THE CRUCIBLE OF TIME BY JOHN BRUNNER

But suppose adults too could fake such a transformation. Suppose, for instance, Aglabec had figured out a way…?

She wanted not to think about him, for fear of betraying her imposture, but her companions kept chattering on with mad enthusiasm, saying how he must be the greatest male teacher since Awb. Privately, Chybee did not believe Awb had ever existed. She had often been punished by her parents for saying so. If she were to voice a similar opinion right now, though, she could surely look forward to something worse than the penalties meted out to a budling. What if Aglabec were to recognize her from the meeting at Ugant’s? She could only reassure herself that there had been too many people present for anybody to single out one person’s trace, and try and believe that he would have refused on principle to register what she said.

Struggling to divert the conversation along another path, she demanded what the trio’s names were. The replies added to her dismay.

“I’m Witnessunbride,” stated the first girl.

“And I, Cometaster!” declared the other.

While the boy said, as though it were the most natural thing in the world, “Startoucher!” He added with curiosity, “Do Chybee and Whelwet and Yaygomitch have arcane meanings? At Slah we discard our old names after entering the knowledge state.”

But before Chybee could reply, Witnessunbride rounded on him. “And your new one is ridiculous! I could cite five-score of us who know more about what goes on under other stars than you do! Don’t take him seriously, Chybee! But how and why did you choose your new name?”

Chybee was briefly at a loss. Then inspiration struck. She said with contempt she did not need to feign, “Some of us, including me and my parents, felt no call to change our names, because they turned out to have significance in the speech of other worlds.”

Impressed, Cometaster said, “And yours means…?”

With stiff dignity, Chybee answered, “Those who attain enlightenment will recognize its purport in due time.”

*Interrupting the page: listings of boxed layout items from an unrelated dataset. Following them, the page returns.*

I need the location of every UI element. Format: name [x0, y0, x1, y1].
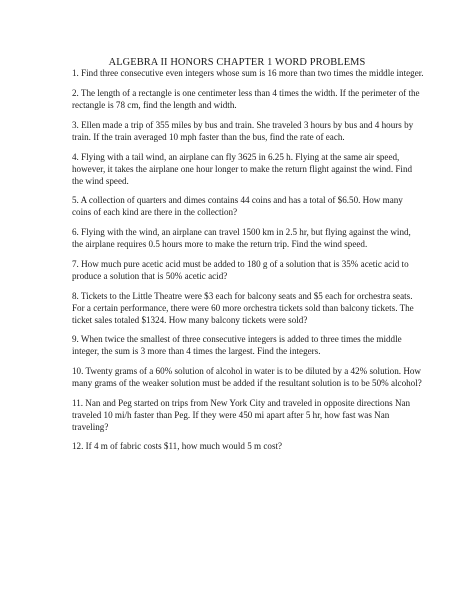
- problem-10: [72, 366, 440, 390]
- problem-line: many grams of the weaker solution must be added if the resultant solution is to be 50% alcohol?: [72, 377, 422, 388]
- problem-line: For a certain performance, there were 60 more orchestra tickets sold than balcony tickets. The: [72, 302, 414, 313]
- problem-line: 3. Ellen made a trip of 355 miles by bus and train. She traveled 3 hours by bus and 4 hours by: [72, 120, 414, 130]
- problem-8: [72, 291, 440, 326]
- worksheet-title: ALGEBRA II HONORS CHAPTER 1 WORD PROBLEMS: [108, 57, 366, 68]
- problem-2: [72, 88, 440, 112]
- problem-line: 4. Flying with a tail wind, an airplane can fly 3625 in 6.25 h. Flying at the same air speed,: [72, 152, 400, 162]
- problem-line: 7. How much pure acetic acid must be added to 180 g of a solution that is 35% acetic acid to: [72, 259, 409, 269]
- problem-5: [72, 195, 440, 219]
- problem-line: however, it takes the airplane one hour longer to make the return flight against the wind. Find: [72, 163, 413, 174]
- problem-line: train. If the train averaged 10 mph faster than the bus, find the rate of each.: [72, 131, 345, 142]
- problem-line: 2. The length of a rectangle is one centimeter less than 4 times the width. If the perimeter of the: [72, 88, 420, 98]
- problem-line: 1. Find three consecutive even integers whose sum is 16 more than two times the middle integer.: [72, 68, 424, 78]
- problem-1: [72, 68, 440, 80]
- problem-line: 9. When twice the smallest of three consecutive integers is added to three times the middle: [72, 334, 402, 344]
- problem-7: [72, 259, 440, 283]
- problem-line: integer, the sum is 3 more than 4 times the largest. Find the integers.: [72, 345, 321, 356]
- problem-line: 11. Nan and Peg started on trips from New York City and traveled in opposite directions Nan: [72, 398, 411, 408]
- problem-12: [72, 441, 440, 453]
- problem-line: produce a solution that is 50% acetic acid?: [72, 270, 228, 281]
- problem-line: 10. Twenty grams of a 60% solution of alcohol in water is to be diluted by a 42% solution. How: [72, 366, 421, 376]
- problem-line: rectangle is 78 cm, find the length and width.: [72, 99, 237, 110]
- problem-line: coins of each kind are there in the collection?: [72, 206, 238, 217]
- problem-line: ticket sales totaled $1324. How many balcony tickets were sold?: [72, 314, 308, 325]
- problem-4: [72, 152, 440, 187]
- problem-6: [72, 227, 440, 251]
- problem-11: [72, 398, 440, 433]
- problem-line: 6. Flying with the wind, an airplane can travel 1500 km in 2.5 hr, but flying against the wind,: [72, 227, 411, 237]
- problem-line: traveled 10 mi/h faster than Peg. If they were 450 mi apart after 5 hr, how fast was Nan: [72, 409, 390, 420]
- problem-line: 12. If 4 m of fabric costs $11, how much would 5 m cost?: [72, 441, 283, 451]
- problem-line: the airplane requires 0.5 hours more to make the return trip. Find the wind speed.: [72, 238, 368, 249]
- problem-line: 8. Tickets to the Little Theatre were $3 each for balcony seats and $5 each for orchestra seats.: [72, 291, 413, 301]
- problem-line: traveling?: [72, 421, 109, 432]
- problem-line: the wind speed.: [72, 175, 129, 186]
- problem-9: [72, 334, 440, 358]
- problem-line: 5. A collection of quarters and dimes contains 44 coins and has a total of $6.50. How many: [72, 195, 403, 205]
- problem-3: [72, 120, 440, 144]
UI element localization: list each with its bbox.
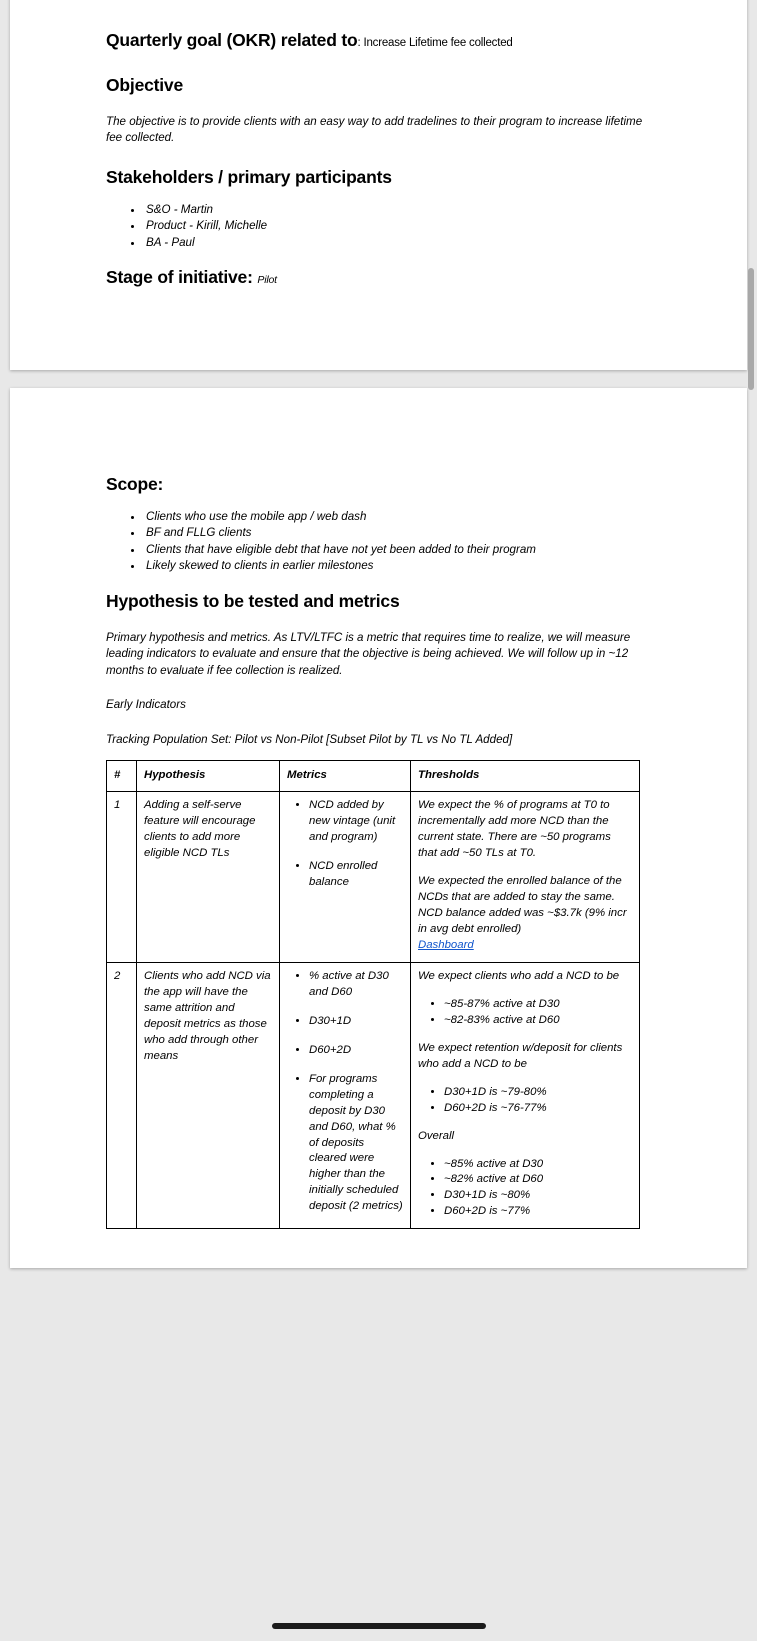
list-item: • ~82-83% active at D60	[444, 1013, 632, 1029]
table-row	[107, 962, 640, 1229]
row-1-threshold-paragraph-2	[418, 874, 632, 954]
list-item: • D30+1D is ~80%	[444, 1188, 632, 1204]
table-header-row	[107, 761, 640, 792]
row-2-metrics	[280, 962, 411, 1229]
okr-heading	[106, 30, 651, 51]
row-1-threshold-text-2: We expected the enrolled balance of the NCDs that are added to stay the same. NCD balance added was ~$3.7k (9% incr in avg debt enrolled)	[418, 874, 627, 935]
viewer-bottom-bar	[0, 1599, 757, 1641]
row-2-threshold-list-3	[418, 1157, 632, 1221]
list-item: • ~85-87% active at D30	[444, 997, 632, 1013]
stage-value: Pilot	[257, 274, 277, 287]
row-1-metrics	[280, 792, 411, 963]
row-2-number: 2	[107, 962, 137, 1229]
list-item: • ~82% active at D60	[444, 1172, 632, 1188]
list-item: • Likely skewed to clients in earlier milestones	[144, 558, 651, 574]
row-2-hypothesis: Clients who add NCD via the app will have the same attrition and deposit metrics as those who add through other means	[137, 962, 280, 1229]
tracking-population-label: Tracking Population Set: Pilot vs Non-Pilot [Subset Pilot by TL vs No TL Added]	[106, 732, 513, 746]
row-1-hypothesis: Adding a self-serve feature will encourage clients to add more eligible NCD TLs	[137, 792, 280, 963]
row-1-threshold-paragraph-1: We expect the % of programs at T0 to incrementally add more NCD than the current state. There are ~50 programs that add ~50 TLs at T0.	[418, 799, 611, 859]
list-item: • D60+2D is ~76-77%	[444, 1101, 632, 1117]
list-item: • D30+1D is ~79-80%	[444, 1085, 632, 1101]
scope-heading: Scope:	[106, 474, 164, 494]
row-1-thresholds	[411, 792, 640, 963]
scope-list	[106, 509, 651, 575]
list-item: • D30+1D	[309, 1014, 403, 1030]
list-item: • NCD enrolled balance	[309, 859, 403, 891]
page-separator	[0, 370, 757, 388]
hypothesis-intro: Primary hypothesis and metrics. As LTV/LTFC is a metric that requires time to realize, we will measure leading indicators to evaluate and ensure that the objective is being achieved. We will follow up in ~12 months to evaluate if fee collection is realized.	[106, 630, 631, 677]
objective-text: The objective is to provide clients with an easy way to add tradelines to their program to increase lifetime fee collected.	[106, 115, 643, 145]
list-item: • For programs completing a deposit by D30 and D60, what % of deposits cleared were higher than the initially scheduled deposit (2 metrics)	[309, 1072, 403, 1216]
row-2-thresholds	[411, 962, 640, 1229]
table-header-thresholds: Thresholds	[411, 761, 640, 792]
list-item: • D60+2D is ~77%	[444, 1204, 632, 1220]
list-item: • ~85% active at D30	[444, 1157, 632, 1173]
list-item: • BF and FLLG clients	[144, 525, 651, 541]
list-item: • Clients that have eligible debt that have not yet been added to their program	[144, 542, 651, 558]
row-2-threshold-list-1	[418, 997, 632, 1029]
vertical-scrollbar[interactable]	[748, 268, 754, 390]
row-2-threshold-intro-1: We expect clients who add a NCD to be	[418, 969, 620, 982]
stage-heading	[106, 267, 651, 288]
row-2-threshold-intro-3: Overall	[418, 1129, 455, 1142]
home-indicator[interactable]	[272, 1623, 486, 1629]
table-header-hypothesis: Hypothesis	[137, 761, 280, 792]
objective-heading: Objective	[106, 75, 183, 95]
list-item: • D60+2D	[309, 1043, 403, 1059]
list-item: • BA - Paul	[144, 235, 651, 251]
okr-heading-label: Quarterly goal (OKR) related to	[106, 30, 358, 50]
stakeholders-heading: Stakeholders / primary participants	[106, 166, 392, 187]
stakeholders-list	[106, 202, 651, 251]
list-item: • Product - Kirill, Michelle	[144, 218, 651, 234]
page-3-content	[10, 0, 747, 288]
list-item: • NCD added by new vintage (unit and program)	[309, 798, 403, 846]
list-item: • % active at D30 and D60	[309, 969, 403, 1001]
stage-heading-label: Stage of initiative:	[106, 267, 253, 288]
list-item: • S&O - Martin	[144, 202, 651, 218]
list-item: • Clients who use the mobile app / web dash	[144, 509, 651, 525]
table-header-metrics: Metrics	[280, 761, 411, 792]
dashboard-link[interactable]: Dashboard	[418, 938, 474, 951]
page-4-content	[10, 388, 747, 1229]
hypothesis-heading: Hypothesis to be tested and metrics	[106, 590, 400, 611]
okr-value: : Increase Lifetime fee collected	[357, 37, 513, 49]
hypothesis-metrics-table	[106, 760, 640, 1229]
document-page-4	[10, 388, 747, 1268]
row-2-threshold-intro-2: We expect retention w/deposit for clients who add a NCD to be	[418, 1041, 623, 1070]
early-indicators-label: Early Indicators	[106, 698, 186, 712]
document-page-3	[10, 0, 747, 370]
table-row	[107, 792, 640, 963]
row-1-number: 1	[107, 792, 137, 963]
table-header-number: #	[107, 761, 137, 792]
row-2-threshold-list-2	[418, 1085, 632, 1117]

The other three exchanged glances.

“Aglabec is going to be very interested in you,” said Witnessunbride. “He’s the only other person I ever heard say anything like that. And the only other person so advanced he can contact other planets without needing to fast. That is, assuming you got your knowledge about Sluggard direct. Did you? Or were you just told it by your budder or someone?”

Chybee was so taken aback by the audacity of Aglabec’s excuse for being in better fettle than his disciples, she could not think of a suitable answer. Luckily they mistook her silence for wounded pride.

“Hurry up!” Startoucher said. “It’s nearly sunset!”

And, hastening towards the fringe of this decrepit quarter, he explained how it was that he and his friends were going to meet Aglabec in person.

“Every full moon, unless he’s traveling to spread his knowledge, he returns to us, going from home to home to visit his oldest and most loyal followers. Sometimes, when he’s due to leave for a long trip, sick people choose to liberate their minds in his presence, for fear of never seeing him again. Isn’t that marvelous?”

To liberate—? Oh. Chybee hoped against hope that Glig’s leaves would mask the signs of her nausea. Hastily she said, “How did you earn your name?”

“Witnessunbride is jealous of it,” Startoucher said with a pout of his mantle. “But I’m fully entitled! Aglabec told me so—he said there are going to be a lot more cases like mine, people who start getting knowledge from other stars instead of just our local planets. Well, I mean I must have done! None of what I see and hear matches with what other people get from Sunbride, or Swiftyouth, or Stolidchurl, or anywhere! Unless, of course—”

He broke off, while Chybee wondered how anyone could be deluded by so transparently silly an explanation. But it was politic to seem interested. She said, “Unless what?”

“I was going to say: unless it comes from somewhere like the moons of Sluggard. But if that were so, then Aglabec would have told me, wouldn’t he?”

Much relieved, he hurried on in advance of the group, announcing that they were almost at their destination and it looked as though Aglabec must already have arrived, since nobody was outside watching out for him.